Monday, November 13, 2017

Mainly about the Trimet stabbing


In May I took my mother to Italy for a week to spend time with her hospitalized sister. I have written some things about that trip, but those focused on family. This is more about the world.

We left on May 22nd. While we were at the airport, I heard about the bombing in Manchester. There were flight delays for different reasons, but while in line to fix our itinerary issues I had just been talking to a man going home to Manchester. I immediately thought about him and his wife finding out that they would be going home to that, and all of the thoughts and worries they would have while still thousands of miles away. It cast kind of a pall over the trip, but that was about to get worse.

On May 27th I logged in and started seeing alarming tweets about Portland and TriMet and that's when I found out about the stabbing the day before. Now we were the ones thousands of miles away. It's not like I would even have been able to do much being home, but it does increase the feeling of helplessness.

I tried to catch up on everything when I came back. There was one article that quoted former FBI agent Joe Navarro and mentioned his book, Dangerous Personalities: An FBI Profiler Shows You How to Identify and Protect Yourself from Harmful People.


Even though I questioned some of his conclusions about the suspect, I decided to read the book. It was disappointing, but that was okay because when I looked it up the library suggested another book, Why Does He Do That? Inside the Minds of Angry and Controlling Men by Bancroft Lundy, and that was really good.

The problem with Dangerous Personalities was that it gave a checklist of 120 or so traits for each of four personality types: narcissist, paranoid, unstable, and predator. If a person had more than 60 of the 120 for any of the types, they were probably a dangerous personality.

If you think those lists would get tedious to work through, and wonder if it wouldn't be easier and more accurate to just work with the Hare checklist for psychopaths, yeah, I thought so too. Navarro can spot a dangerous person, and can be an effective agent, but it felt like he did not have a deeper understanding of why everything interacts the way it does. I think that's why he needs such long lists.

The original article talked about the stabber's history, and what led him to this point. Navarro and another author, David Neiwert (who writes about far-right extremism) both talked about mental illness, especially relating to paranoia.

Navarro said that it would be a mistake to reduce the crimes to an outgrowth of mental illness. I agreed with that.
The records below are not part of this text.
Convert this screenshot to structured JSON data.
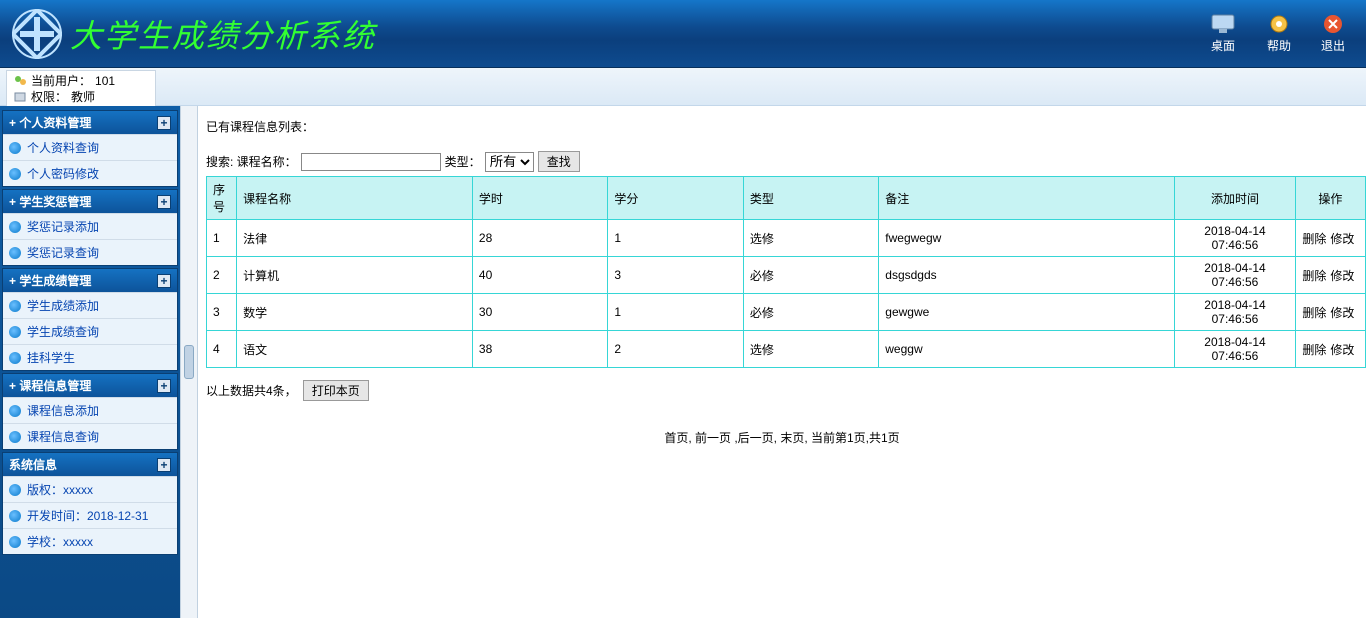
{
  "app": {
    "title": "大学生成绩分析系统"
  },
  "top_actions": {
    "desktop": "桌面",
    "help": "帮助",
    "exit": "退出"
  },
  "userbar": {
    "current_user_label": "当前用户：",
    "current_user": "101",
    "role_label": "权限：",
    "role": "教师"
  },
  "sidebar": [
    {
      "title": "+ 个人资料管理",
      "items": [
        "个人资料查询",
        "个人密码修改"
      ]
    },
    {
      "title": "+ 学生奖惩管理",
      "items": [
        "奖惩记录添加",
        "奖惩记录查询"
      ]
    },
    {
      "title": "+ 学生成绩管理",
      "items": [
        "学生成绩添加",
        "学生成绩查询",
        "挂科学生"
      ]
    },
    {
      "title": "+ 课程信息管理",
      "items": [
        "课程信息添加",
        "课程信息查询"
      ]
    },
    {
      "title": "系统信息",
      "items": [
        "版权：xxxxx",
        "开发时间：2018-12-31",
        "学校：xxxxx"
      ]
    }
  ],
  "main": {
    "list_title": "已有课程信息列表：",
    "search_label": "搜索: 课程名称：",
    "type_label": "类型：",
    "type_options": [
      "所有"
    ],
    "type_selected": "所有",
    "search_button": "查找",
    "columns": [
      "序号",
      "课程名称",
      "学时",
      "学分",
      "类型",
      "备注",
      "添加时间",
      "操作"
    ],
    "rows": [
      {
        "idx": "1",
        "name": "法律",
        "hours": "28",
        "credit": "1",
        "type": "选修",
        "remark": "fwegwegw",
        "time": "2018-04-14 07:46:56"
      },
      {
        "idx": "2",
        "name": "计算机",
        "hours": "40",
        "credit": "3",
        "type": "必修",
        "remark": "dsgsdgds",
        "time": "2018-04-14 07:46:56"
      },
      {
        "idx": "3",
        "name": "数学",
        "hours": "30",
        "credit": "1",
        "type": "必修",
        "remark": "gewgwe",
        "time": "2018-04-14 07:46:56"
      },
      {
        "idx": "4",
        "name": "语文",
        "hours": "38",
        "credit": "2",
        "type": "选修",
        "remark": "weggw",
        "time": "2018-04-14 07:46:56"
      }
    ],
    "op_delete": "删除",
    "op_edit": "修改",
    "summary": "以上数据共4条，",
    "print_button": "打印本页",
    "pager": "首页, 前一页 ,后一页, 末页, 当前第1页,共1页"
  }
}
There was a lot in there about the stabber's life path that showed a pattern of low achievement: high school dropout, menial jobs, living in a friend's basement for a couple of years. He was into comics and mythology and metal, but those are positives for a lot of people, even if they show up with people who are less positive as well. (Tattoos showed up on all of Navarro's checklists.)
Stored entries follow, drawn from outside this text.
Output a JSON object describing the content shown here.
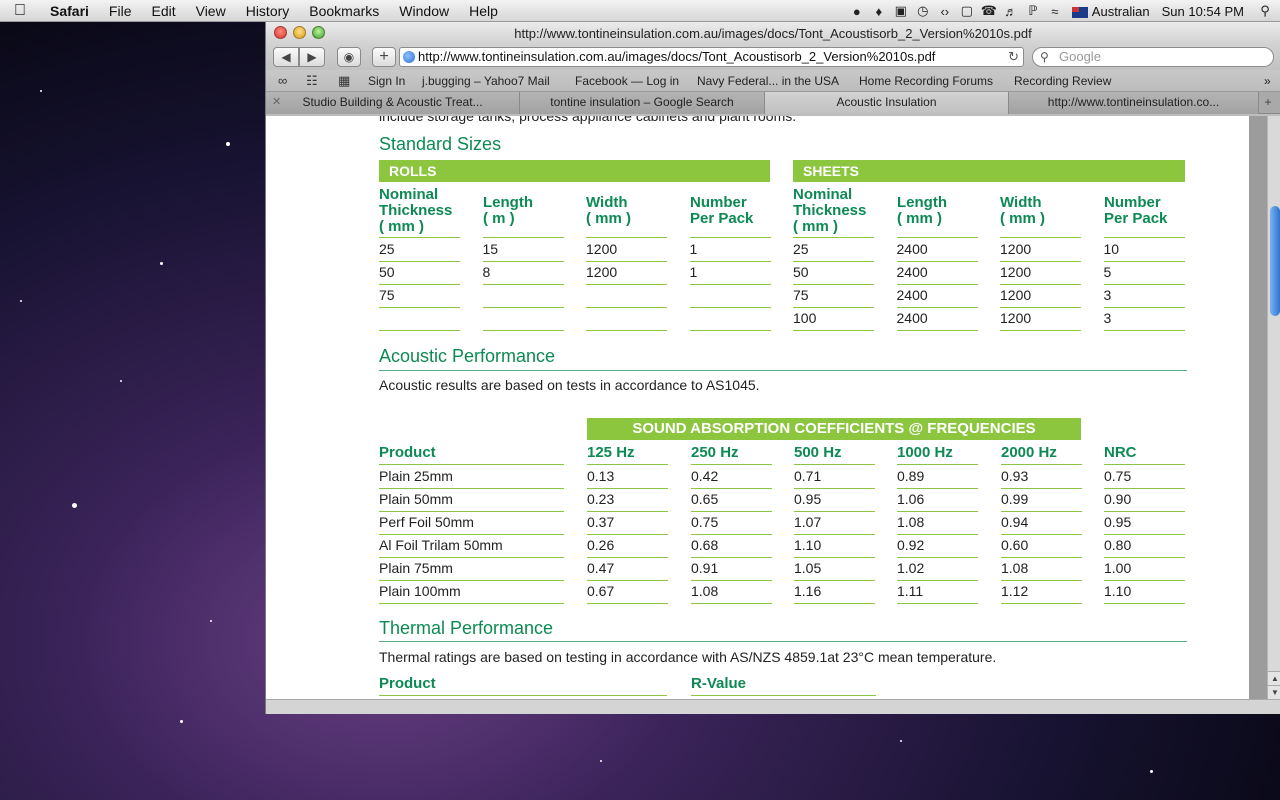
{
  "menubar": {
    "app": "Safari",
    "items": [
      "File",
      "Edit",
      "View",
      "History",
      "Bookmarks",
      "Window",
      "Help"
    ],
    "keyboard_layout": "Australian",
    "clock": "Sun 10:54 PM"
  },
  "window": {
    "title": "http://www.tontineinsulation.com.au/images/docs/Tont_Acoustisorb_2_Version%2010s.pdf",
    "url": "http://www.tontineinsulation.com.au/images/docs/Tont_Acoustisorb_2_Version%2010s.pdf",
    "search_placeholder": "Google",
    "bookmarks": [
      "Sign In",
      "j.bugging – Yahoo7 Mail",
      "Facebook — Log in",
      "Navy Federal... in the USA",
      "Home Recording Forums",
      "Recording Review"
    ],
    "tabs": [
      "Studio Building & Acoustic Treat...",
      "tontine insulation – Google Search",
      "Acoustic Insulation",
      "http://www.tontineinsulation.co..."
    ],
    "active_tab": 2
  },
  "doc": {
    "cutoff_text": "include storage tanks, process appliance cabinets and plant rooms.",
    "standard_sizes_heading": "Standard Sizes",
    "rolls": {
      "label": "ROLLS",
      "headers": [
        "Nominal Thickness ( mm )",
        "Length ( m )",
        "Width ( mm )",
        "Number Per Pack"
      ],
      "rows": [
        [
          "25",
          "15",
          "1200",
          "1"
        ],
        [
          "50",
          "8",
          "1200",
          "1"
        ],
        [
          "75",
          "",
          "",
          ""
        ],
        [
          "",
          "",
          "",
          ""
        ]
      ]
    },
    "sheets": {
      "label": "SHEETS",
      "headers": [
        "Nominal Thickness ( mm )",
        "Length ( mm )",
        "Width ( mm )",
        "Number Per Pack"
      ],
      "rows": [
        [
          "25",
          "2400",
          "1200",
          "10"
        ],
        [
          "50",
          "2400",
          "1200",
          "5"
        ],
        [
          "75",
          "2400",
          "1200",
          "3"
        ],
        [
          "100",
          "2400",
          "1200",
          "3"
        ]
      ]
    },
    "acoustic_heading": "Acoustic Performance",
    "acoustic_text": "Acoustic results are based on tests in accordance to AS1045.",
    "absorption_bar": "SOUND ABSORPTION COEFFICIENTS @ FREQUENCIES",
    "absorption_headers": [
      "Product",
      "125 Hz",
      "250 Hz",
      "500 Hz",
      "1000 Hz",
      "2000 Hz",
      "NRC"
    ],
    "absorption_rows": [
      [
        "Plain 25mm",
        "0.13",
        "0.42",
        "0.71",
        "0.89",
        "0.93",
        "0.75"
      ],
      [
        "Plain 50mm",
        "0.23",
        "0.65",
        "0.95",
        "1.06",
        "0.99",
        "0.90"
      ],
      [
        "Perf Foil 50mm",
        "0.37",
        "0.75",
        "1.07",
        "1.08",
        "0.94",
        "0.95"
      ],
      [
        "Al Foil Trilam 50mm",
        "0.26",
        "0.68",
        "1.10",
        "0.92",
        "0.60",
        "0.80"
      ],
      [
        "Plain 75mm",
        "0.47",
        "0.91",
        "1.05",
        "1.02",
        "1.08",
        "1.00"
      ],
      [
        "Plain 100mm",
        "0.67",
        "1.08",
        "1.16",
        "1.11",
        "1.12",
        "1.10"
      ]
    ],
    "thermal_heading": "Thermal Performance",
    "thermal_text": "Thermal ratings are based on testing in accordance with AS/NZS 4859.1at 23°C mean temperature.",
    "thermal_headers": [
      "Product",
      "R-Value"
    ]
  },
  "colors": {
    "heading_green": "#0d8a54",
    "bar_green": "#8cc63f"
  }
}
Navarro and Neiwert both acknowledge the appeal of groups and special knowledge, which can make certain groups more attractive when they embrace you (like white supremacists). However, there was nothing in the article about how sometimes there is such a dearth of anyone embracing  the low achievers except for white supremacists. There was nothing about how society pressures men to win, or what that does for someone who seems incapable of winning in any other way than violence.

I'll tell you something else: when you look at those backgrounds, the Trimet stabber sounds a lot like the Charleston church shooter, or the person who ran over Heather Heyer in Charlottesville. They would sound a lot like the Vegas shooter if he didn't have money, but maybe that's why he needed to be such an overachiever with his plans.

No, I am not using their names. I am also not trying to stir compassion for them necessarily, but I do think we need to try and understand. That doesn't come from shrugging our shoulders at mysterious lone wolves, not when they seem to be coming off of an assembly line. It will not come from talking about mental illness if the symptoms they exhibit are not aberrations from the societal norm but rather exaggerated reflections of it.

Now we are talking about toxic masculinity.